The alternative is to recast European policies in the light of traditional cleavages, the most obvious one being the cleavage between left and right. Europe has, to date, been the matter of consensus between center left and center right. But there are very different ways in which politics might be organized on the European level, depending on your attachment to the traditional models of left and right. The left has traditionally favoured a variety of national institutions designed to protect individuals against the vagaries of markets, the right (with some variations) has been more attached in recent decades to free market policies. European policies have clear implications for the feasibility of both, depending on which specific policies are chosen.
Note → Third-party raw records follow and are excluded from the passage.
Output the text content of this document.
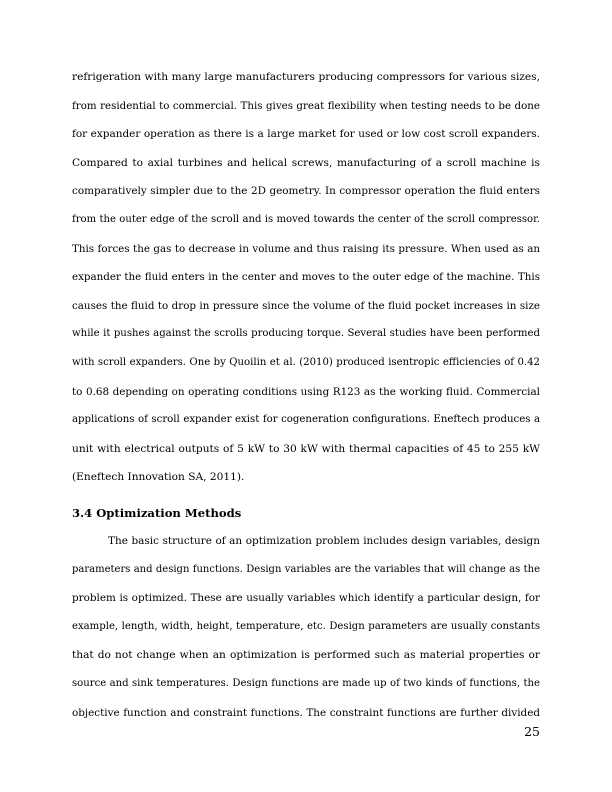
refrigeration with many large manufacturers producing compressors for various sizes,
from residential to commercial. This gives great flexibility when testing needs to be done
for expander operation as there is a large market for used or low cost scroll expanders.
Compared to axial turbines and helical screws, manufacturing of a scroll machine is
comparatively simpler due to the 2D geometry. In compressor operation the fluid enters
from the outer edge of the scroll and is moved towards the center of the scroll compressor.
This forces the gas to decrease in volume and thus raising its pressure. When used as an
expander the fluid enters in the center and moves to the outer edge of the machine. This
causes the fluid to drop in pressure since the volume of the fluid pocket increases in size
while it pushes against the scrolls producing torque. Several studies have been performed
with scroll expanders. One by Quoilin et al. (2010) produced isentropic efficiencies of 0.42
to 0.68 depending on operating conditions using R123 as the working fluid. Commercial
applications of scroll expander exist for cogeneration configurations. Eneftech produces a
unit with electrical outputs of 5 kW to 30 kW with thermal capacities of 45 to 255 kW
(Eneftech Innovation SA, 2011).
3.4 Optimization Methods
The basic structure of an optimization problem includes design variables, design
parameters and design functions. Design variables are the variables that will change as the
problem is optimized. These are usually variables which identify a particular design, for
example, length, width, height, temperature, etc. Design parameters are usually constants
that do not change when an optimization is performed such as material properties or
source and sink temperatures. Design functions are made up of two kinds of functions, the
objective function and constraint functions. The constraint functions are further divided
25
This suggests that one can make European politics salient – by emphasizing the different options that are open at the European level, the extent to which they favour either left or right, and providing voters with some opportunity to express their choices over which they favor. This is an approach that is diametrically opposed to Moravcsik’s argument that we should keep European politics technical and ‘boring’ – but also is very different from the kinds of legitimation policies that the EU has tried to adopt in the past. The emphasis would be on acknowledging – and even accentuating – sharp divergences of preferences over how Europe should be governed, rather than on trying to maintain a fraying centrist consensus. This would also ‘organize’ referendum debates at the national level, by providing a means for both left and right to present organized, coherent and different visions of Europe, rather than teaming together the center against the middling-to-far left and right in a political configuration that is unstable and has unfortunate political consequences.

This would be highly uncomfortable for European elites – it would require a complete _bouleversement_ of the ways in which they think about arguing for the legitimacy of European union. But I don’t think that they have much choice other than to radically rethink their position if they don’t want the EU to stagnate.

Or so it seems to me – this is a first draft version of the argument I’d ultimately like to make- but it does seem to provide a different (and to me better) way of understanding European politics than the major approaches I’m familiar with. Comments, criticisms and rejoinders are of course welcome.